How We Love Missionaries
The goal of the ABWE Training Department is to send the best-trained missionaries in the world, to the world. We strive in this direction not as a badge to be worn with pride, but because it would be sinfully laggard to strive for less.
I’m currently focussing on how we approach the personal development of our missionaries. While much missionary training happens on the front end and in the first season of ministry, how are missionaries growing as their ministry progresses? Are they acquiring new skills and improving in their areas of giftedness? By virtue of their experience, we can assume that they are to varying degrees, but wouldn’t some intentionality accelerate and improve their improvement? Of course, but how do we convince some of the most hard-working, over-extended, and self-sacrificial people in God’s Kingdom to set aside time and energy to invest in their own development?
I believe there are 3 key factors that need to be addressed in order for missionaries to engage with personal development:
Aspiration- First and foremost, growth cannot be forced. How do we motivate people to engage intentionally with their own personal development and growth? The way that this question has been answered in times past, is unfortunately, the very reason many people across vocations struggle to engage with ongoing training. Implementing training requirements rapidly disenfranchises individuals from the training process. Think about the last time you were informed of a required training at your workplace and the immediate reaction you had to this news. Most commonly, a feeling of irritation or dread accompanies such announcements. Even when we know that the training might be useful, the notion of forced growth is one few respond to well. Often, trainings are not perceived as useful, but rather a list of checkboxes that needed to be ticked by an administrator somewhere up the organizational chain. Nevertheless, training requirements are an unavoidable reality in nearly every vocation, including ministry. Helping missionaries form their own aspirations for training and personal development means creating a culture of open communication and trust. It means communicating the ‘why’ of required trainings while establishing trust by exceeding expectations and actually delivering on the premise and promise of these trainings. It means not wasting people’s time. Yet, required trainings are the deficit to be overcome. In order to establish a culture of personal development, missionaries need to have the ability to choose and direct their own development pathways and be empowered in doing so. It means that for the majority of our role as trainers, we loosen our grip on required training, and instead come alongside missionaries and assist them in accomplishing their training and development goals. It means leading from the rear, so we can enable and encourage development vision, rather than blocking the view.

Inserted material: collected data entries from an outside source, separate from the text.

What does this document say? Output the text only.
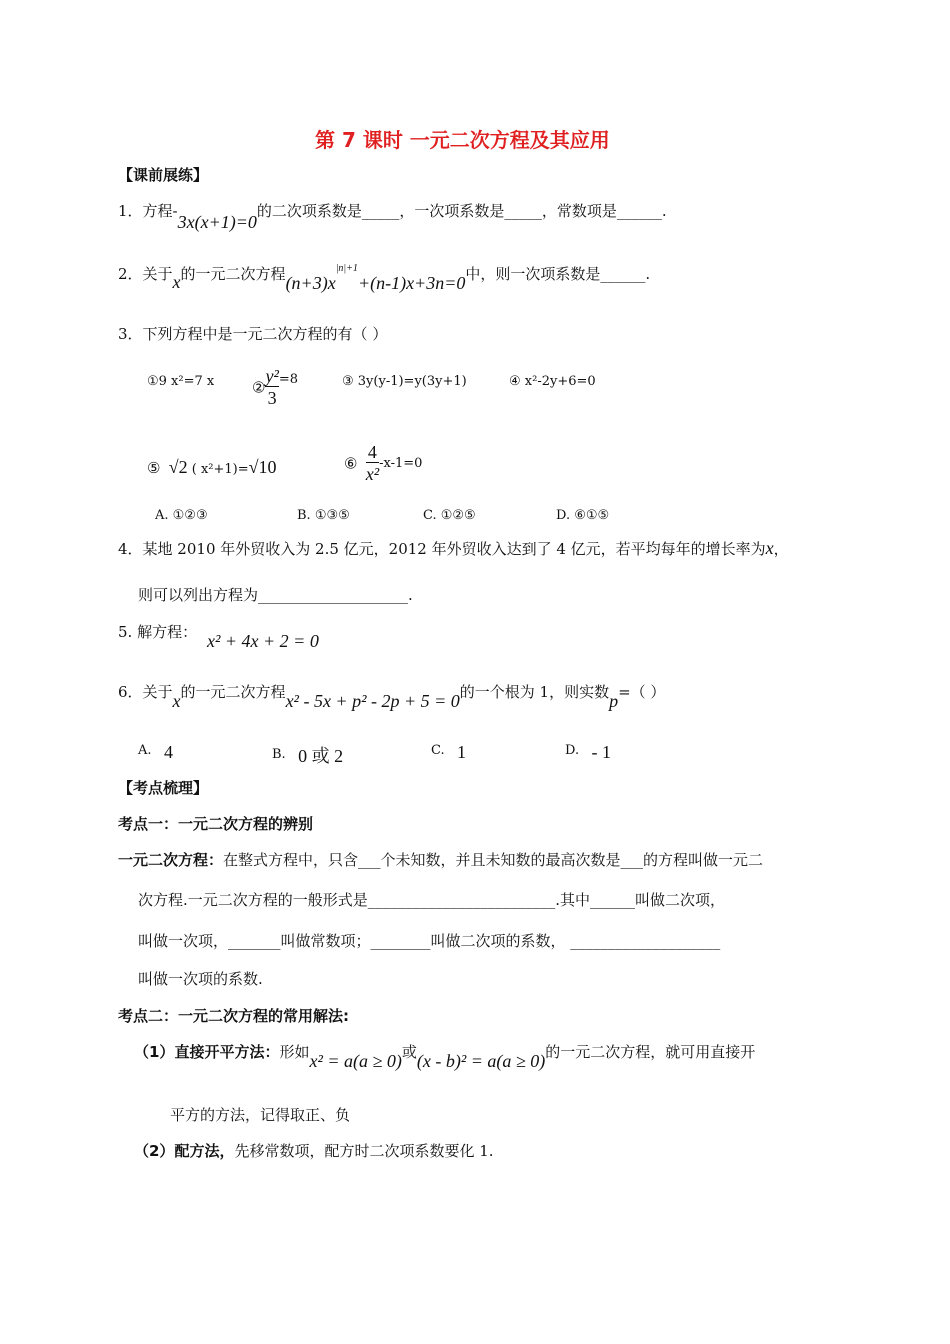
第 7 课时 一元二次方程及其应用
【课前展练】
1．方程-3x(x+1)=0的二次项系数是_____，一次项系数是_____，常数项是______.
2．关于x的一元二次方程$(n+3)x^{|n|+1}+(n-1)x+3n=0$中，则一次项系数是______.
3．下列方程中是一元二次方程的有（ ）
①9 x²=7 x	② $\frac{\text{y²}}{3} =8$	③ 3y(y-1)=y(3y+1)	④ x²-2y+6=0
⑤ √2 ( x²+1)=√10	⑥ $\frac{4}{\text{x²}} -x-1=0$
A. ①②③	B. ①③⑤	C. ①②⑤	D. ⑥①⑤
4．某地 2010 年外贸收入为 2.5 亿元，2012 年外贸收入达到了 4 亿元，若平均每年的增长率为x，
则可以列出方程为____________________.
5. 解方程： x² + 4x + 2 = 0
6．关于x的一元二次方程x² - 5x + p² - 2p + 5 = 0的一个根为 1，则实数p=（ ）
A. 4	B. 0 或 2	C. 1	D. - 1
【考点梳理】
考点一：一元二次方程的辨别
一元二次方程：在整式方程中，只含___个未知数，并且未知数的最高次数是___的方程叫做一元二
次方程.一元二次方程的一般形式是_________________________.其中______叫做二次项，
叫做一次项，_______叫做常数项；________叫做二次项的系数， ____________________
叫做一次项的系数.
考点二：一元二次方程的常用解法:
（1）直接开平方法：形如x² = a(a ≥ 0)或(x - b)² = a(a ≥ 0)的一元二次方程，就可用直接开
平方的方法，记得取正、负
（2）配方法，先移常数项，配方时二次项系数要化 1.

Accessibility- People desire to grow. I’ve never met a person that didn’t envision that they would be a better version of their current self in 5, 10 and 20 years rather than a regressed one. However, in setting about to intentionally pursue growth we face numerous obstacles. We have limitations of finances, time, and copious commitments already absorbing the bulk of our attention and energy. This is the part of our new role at ABWE that I get excited about: How can we come alongside our colleagues and remove the obstacles to personal development? How can we make training and development a blessing and encouragement that is enriching missionaries’ lives and ministries rather than encumbering them? We love facing these challenges because we love missionaries. If there are ways that we can absorb part of the load of personal development, we are eager to shoulder these burdens. By example, one such way is streamlining the trainings we currently offer. We can reduce the time investment required for many trainings by trimming them to their most essential components. We can also accomplish a great many training sessions online now, which allows missionaries to be effectively trained while on their field of service. These are just two of the most basic and obvious approaches. We are living in a time of great potential for developing missionaries with minimal interruptions to their ministries if we can approach the obstacles to training with some humility and creativity.
Accountability- It’s perhaps one of the most dreary and burdened words in both our Christian and vocational vocabularies. Maybe we can find ways to effect accountability minus blunt force demands and awkward inquisitions. Accountability ought to amount to more than properly submitted paperwork and coerced confessions of inadequacy. It’s been said, if something is important to you, you’ll find a way, and if not, you’ll find an excuse. So much of the “accountability” most of us are accustomed to has been of the “don’t let them make an excuse” variety. However, healthy organizations find that accountability is actually a natural by-product of a work environment that fosters good communication, education, and encouragement. In short, when we enjoy and respect our team, we want to do our best to contribute and assume appropriate levels of responsibility to it.